La vie de Munch est incompréhensible sans se référer à l'éducation puritaine et l'accumulation de malheurs familiaux (la tuberculose a tué plusieurs membres de sa famille) dont il n'est jamais totalement sorti.
La contrepartiee de ce malheur existentiel, c'est une oeuvre hors norme, parfois chaotique et souvent prophétique.
Cette peinture, qui irritait beaucoup de ses contemporains illustre un certain subjectivisme ; Munch refuse de peintre le monde tel que, paraît-il, il "est", mais sous ses doigts apparaît peu à peu un autre univers, aux couleurs par exemple altérées, terriblement surprenant, décapant né de ses yeux intérieurs et apparaissant comme une réaction parfois violente aux angoisses nées de sa difficile enfance.
La contrepartie de ce passif initial , c'est le caractère révolutionnaire d'une oeuvre créatrice, souvent aussi dérangeante que porteuse de génie.

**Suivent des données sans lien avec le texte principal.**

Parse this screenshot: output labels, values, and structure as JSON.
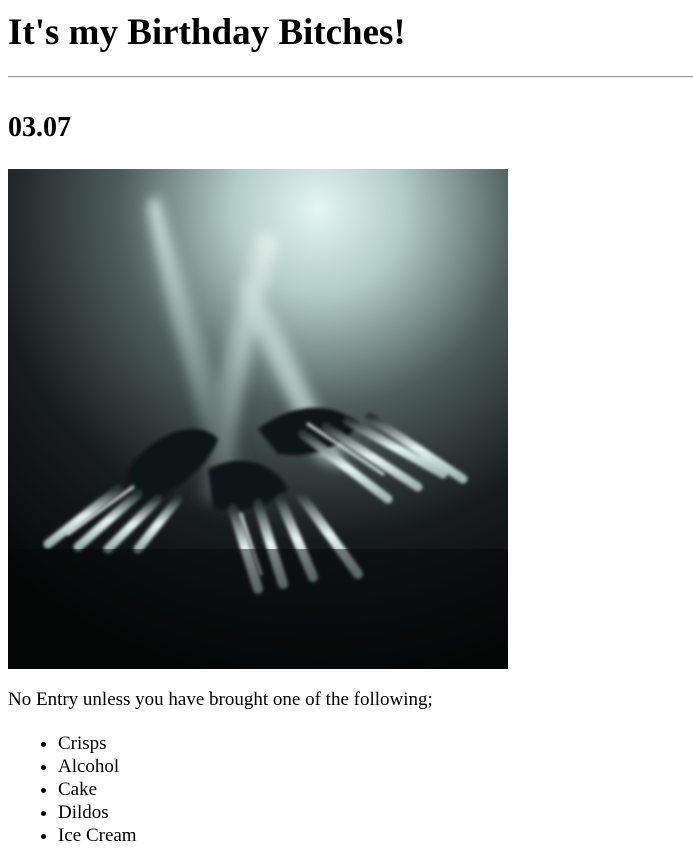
{
  "heading": "It's my Birthday Bitches!",
  "date": "03.07",
  "photo": {
    "subject": "forks"
  },
  "intro": "No Entry unless you have brought one of the following;",
  "items": [
    "Crisps",
    "Alcohol",
    "Cake",
    "Dildos",
    "Ice Cream"
  ]
}
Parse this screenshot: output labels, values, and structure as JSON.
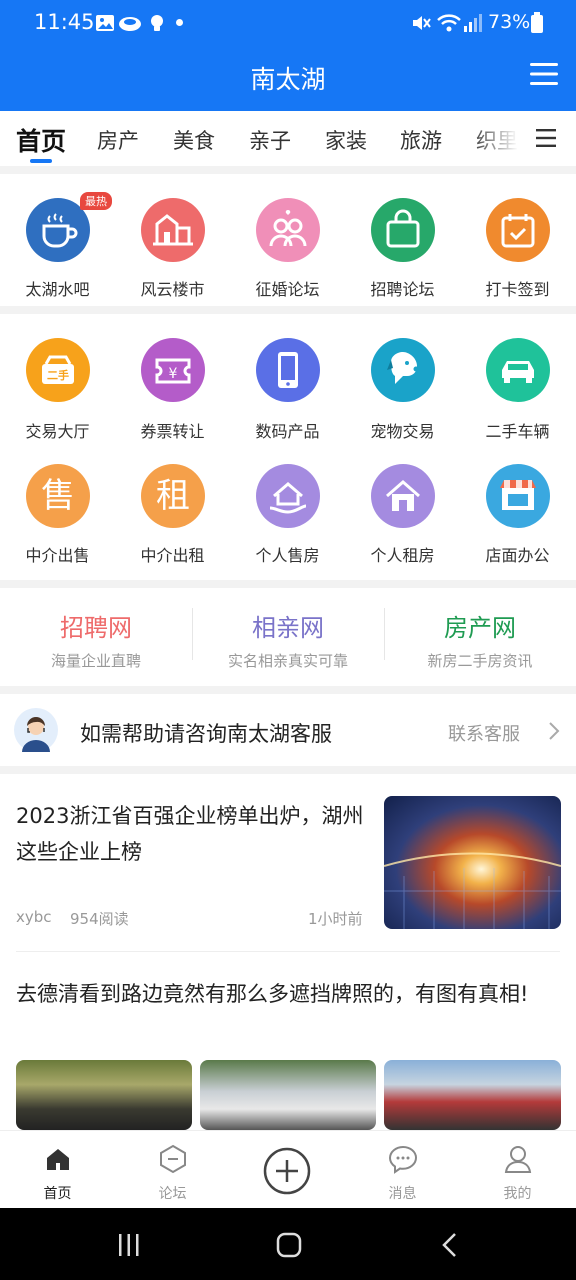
{
  "status": {
    "time": "11:45",
    "battery": "73%"
  },
  "header": {
    "title": "南太湖"
  },
  "tabs": [
    {
      "label": "首页",
      "active": true
    },
    {
      "label": "房产"
    },
    {
      "label": "美食"
    },
    {
      "label": "亲子"
    },
    {
      "label": "家装"
    },
    {
      "label": "旅游"
    },
    {
      "label": "织里"
    }
  ],
  "forums": [
    {
      "label": "太湖水吧",
      "icon": "coffee-cup-icon",
      "color": "#2f6fc0",
      "badge": "最热"
    },
    {
      "label": "风云楼市",
      "icon": "buildings-icon",
      "color": "#ee6b6b"
    },
    {
      "label": "征婚论坛",
      "icon": "couple-icon",
      "color": "#f08fb8"
    },
    {
      "label": "招聘论坛",
      "icon": "briefcase-icon",
      "color": "#27a86a"
    },
    {
      "label": "打卡签到",
      "icon": "calendar-check-icon",
      "color": "#f08a2e"
    }
  ],
  "services": [
    {
      "label": "交易大厅",
      "icon": "secondhand-box-icon",
      "color": "#f7a21b",
      "text": "二手"
    },
    {
      "label": "券票转让",
      "icon": "ticket-icon",
      "color": "#b45cc9",
      "text": "¥"
    },
    {
      "label": "数码产品",
      "icon": "smartphone-icon",
      "color": "#5a6fe6"
    },
    {
      "label": "宠物交易",
      "icon": "dog-icon",
      "color": "#1aa3c9"
    },
    {
      "label": "二手车辆",
      "icon": "car-icon",
      "color": "#1fc29a"
    },
    {
      "label": "中介出售",
      "icon": "sell-char-icon",
      "color": "#f5a04a",
      "text": "售"
    },
    {
      "label": "中介出租",
      "icon": "rent-char-icon",
      "color": "#f5a04a",
      "text": "租"
    },
    {
      "label": "个人售房",
      "icon": "house-hand-icon",
      "color": "#a48be0"
    },
    {
      "label": "个人租房",
      "icon": "house-icon",
      "color": "#a48be0"
    },
    {
      "label": "店面办公",
      "icon": "storefront-icon",
      "color": "#3aa8e0"
    }
  ],
  "portals": [
    {
      "title": "招聘网",
      "subtitle": "海量企业直聘",
      "color": "#ee6b6b"
    },
    {
      "title": "相亲网",
      "subtitle": "实名相亲真实可靠",
      "color": "#7a73c9"
    },
    {
      "title": "房产网",
      "subtitle": "新房二手房资讯",
      "color": "#1f9b52"
    }
  ],
  "service": {
    "text": "如需帮助请咨询南太湖客服",
    "link": "联系客服"
  },
  "articles": [
    {
      "title": "2023浙江省百强企业榜单出炉，湖州这些企业上榜",
      "author": "xybc",
      "reads": "954阅读",
      "time": "1小时前"
    },
    {
      "title": "去德清看到路边竟然有那么多遮挡牌照的，有图有真相!"
    }
  ],
  "bottom_nav": [
    {
      "label": "首页",
      "icon": "home-icon",
      "active": true
    },
    {
      "label": "论坛",
      "icon": "forum-hexagon-icon"
    },
    {
      "label": "",
      "icon": "plus-circle-icon"
    },
    {
      "label": "消息",
      "icon": "chat-bubble-icon"
    },
    {
      "label": "我的",
      "icon": "profile-icon"
    }
  ]
}
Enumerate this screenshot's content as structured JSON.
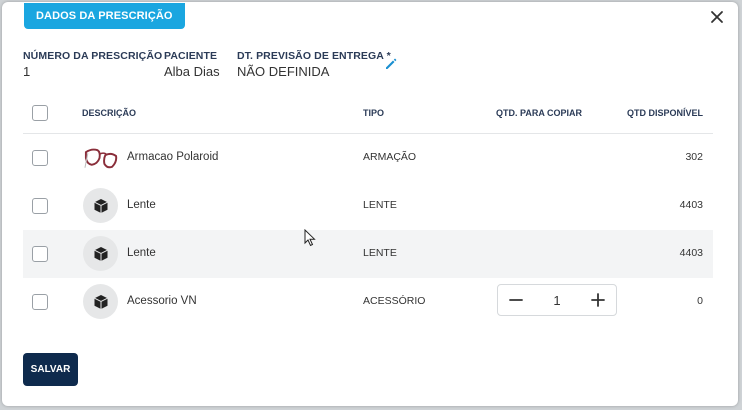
{
  "dialog": {
    "tab_label": "DADOS DA PRESCRIÇÃO",
    "close_icon": "close-icon"
  },
  "fields": {
    "prescription_number_label": "NÚMERO DA PRESCRIÇÃO",
    "prescription_number_value": "1",
    "patient_label": "PACIENTE",
    "patient_value": "Alba Dias",
    "delivery_date_label": "DT. PREVISÃO DE ENTREGA *",
    "delivery_date_value": "NÃO DEFINIDA"
  },
  "table": {
    "headers": {
      "description": "DESCRIÇÃO",
      "type": "TIPO",
      "copy_qty": "QTD. PARA COPIAR",
      "available_qty": "QTD DISPONÍVEL"
    },
    "rows": [
      {
        "name": "Armacao Polaroid",
        "type": "ARMAÇÃO",
        "available": "302",
        "icon": "glasses-frame-image"
      },
      {
        "name": "Lente",
        "type": "LENTE",
        "available": "4403",
        "icon": "box-icon"
      },
      {
        "name": "Lente",
        "type": "LENTE",
        "available": "4403",
        "icon": "box-icon"
      },
      {
        "name": "Acessorio VN",
        "type": "ACESSÓRIO",
        "available": "0",
        "icon": "box-icon",
        "copy_qty": "1"
      }
    ]
  },
  "actions": {
    "save_label": "SALVAR"
  },
  "colors": {
    "tab_chip": "#1aa6e0",
    "save_button": "#0e2a4d",
    "edit_icon": "#1a8fd0",
    "header_text": "#2b3b57"
  }
}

Mais si sa peinture est quête de liberté, l'artiste l'est beaucoup moins dans ses réactions sociales et les femmes qu'il aime ou parfois croit aimer nous offrent l'autre leçon de ce grand film.
Parmi les nombreuses compagnes avec qui il vit ou qu'il cotoie, la plus exigeante, la personne la plus équilibrée peut-être du film, voudrait qu'il "VIVE" personnellement lui aussi son oeuvre y compris avec elle en respectant sa liberté autant que la sienne, ce qui ne lui était pas facile.
Comme toi, ses propos sur la jalousie, refus de partager plus que volonté de posséder, m'interpellent.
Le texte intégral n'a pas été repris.